Brown has had plenty of help along the way. Her brother, who works at a bar in Montreal, left home and has stayed by her side. Her partner in Real Grace, Jean McEwen, wouldn’t buy back Brown’s 10 per cent stake in the horse and said, “Nope. No, you’re not. Owning that horse will give you something to look forward to, Shelley. He’s a nice horse. You picked him out. You bought him. If you want to make it, you have to have something to fight for.’

“I’m so thankful that my owners wouldn’t let me sell everything.
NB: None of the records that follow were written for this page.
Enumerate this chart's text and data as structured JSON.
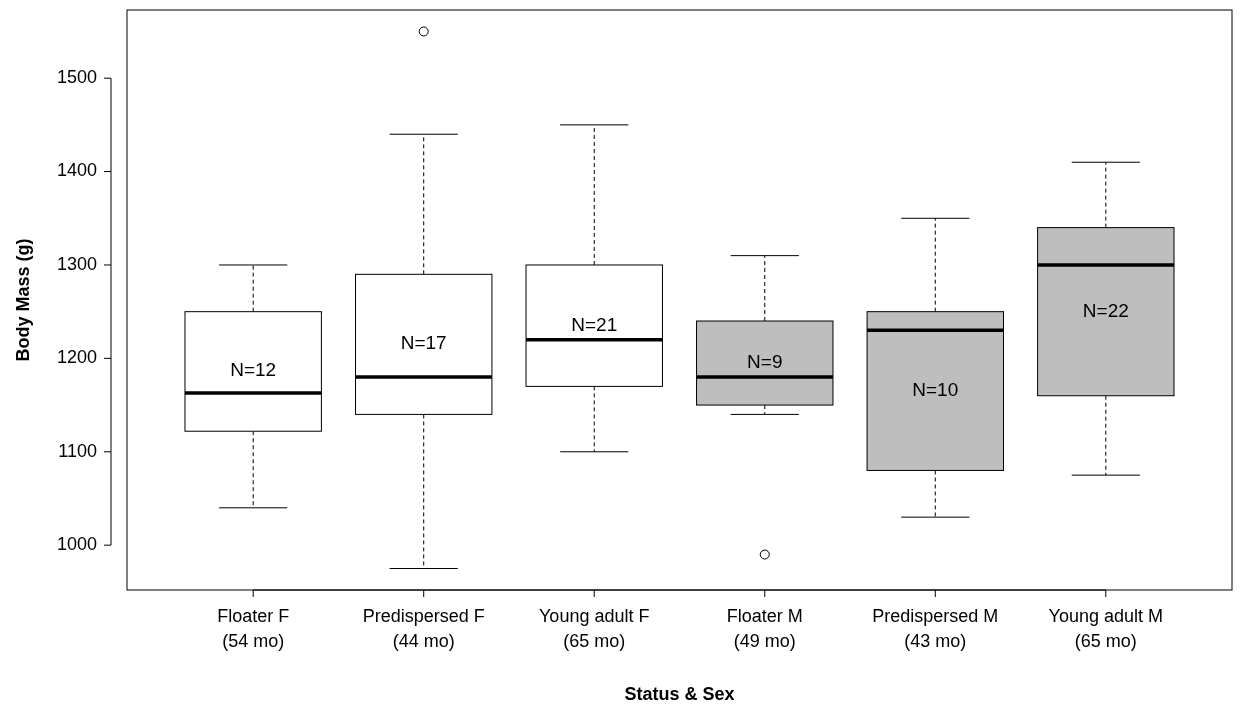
{
  "chart_data": {
    "type": "box",
    "xlabel": "Status & Sex",
    "ylabel": "Body Mass (g)",
    "categories": [
      "Floater F\n(54 mo)",
      "Predispersed F\n(44 mo)",
      "Young adult F\n(65 mo)",
      "Floater M\n(49 mo)",
      "Predispersed M\n(43 mo)",
      "Young adult M\n(65 mo)"
    ],
    "colors": [
      "#ffffff",
      "#ffffff",
      "#ffffff",
      "#bebebe",
      "#bebebe",
      "#bebebe"
    ],
    "boxes": [
      {
        "low": 1040,
        "q1": 1122,
        "median": 1163,
        "q3": 1250,
        "high": 1300
      },
      {
        "low": 975,
        "q1": 1140,
        "median": 1180,
        "q3": 1290,
        "high": 1440,
        "outliers": [
          1550
        ]
      },
      {
        "low": 1100,
        "q1": 1170,
        "median": 1220,
        "q3": 1300,
        "high": 1450
      },
      {
        "low": 1140,
        "q1": 1150,
        "median": 1180,
        "q3": 1240,
        "high": 1310,
        "outliers": [
          990
        ]
      },
      {
        "low": 1030,
        "q1": 1080,
        "median": 1230,
        "q3": 1250,
        "high": 1350
      },
      {
        "low": 1075,
        "q1": 1160,
        "median": 1300,
        "q3": 1340,
        "high": 1410
      }
    ],
    "ylim": [
      952,
      1573
    ],
    "yticks": [
      1000,
      1100,
      1200,
      1300,
      1400,
      1500
    ],
    "annotations": [
      "N=12",
      "N=17",
      "N=21",
      "N=9",
      "N=10",
      "N=22"
    ]
  }
}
Larry Falloon, a longtime owner of mine said, ‘I think it’s a good idea for you to keep horses.’ So, we kept the partnership and kept the young stock and we’re moving forward.”

Of course, it wasn’t just her owners that stood behind her. The people she competed against the hardest, other trainers and owners, came to her aid and support.

“To see how the racetrack community rallied around me during all of this has been an eye-opener for me,” she said. “I always felt like a lone wolf out here. I’ve always felt like the outcast or the black sheep. I never felt like I belonged. I had really a hard time my whole life feeling I was a part of something. I always felt alone.
“But when the racetrack came together and stood behind me and wished me well and all the messages and cards it just helped me keep going when I didn’t want to. Everybody helped boost me up when I wanted to throw in the towel. I’m thankful for my family, thankful for my friends and thankful for my racetrack family.”
Shelley Brown is not cured. She still has cancer. But she’s back at her barn 10 hours a day and will have horses at the gate when Assiniboia Downs opens on Monday, May 17.
“I have a lot of fun with this business,” she said. “It’s a lot of fun and a lot of stress. I have to try and manage the two and keep it all in balance.
“Ultimately, I just want to make the most of the time I have here. “I’ll take whatever time God is willing to give me and I’m going to enjoy it with the people and the animals that I care about.”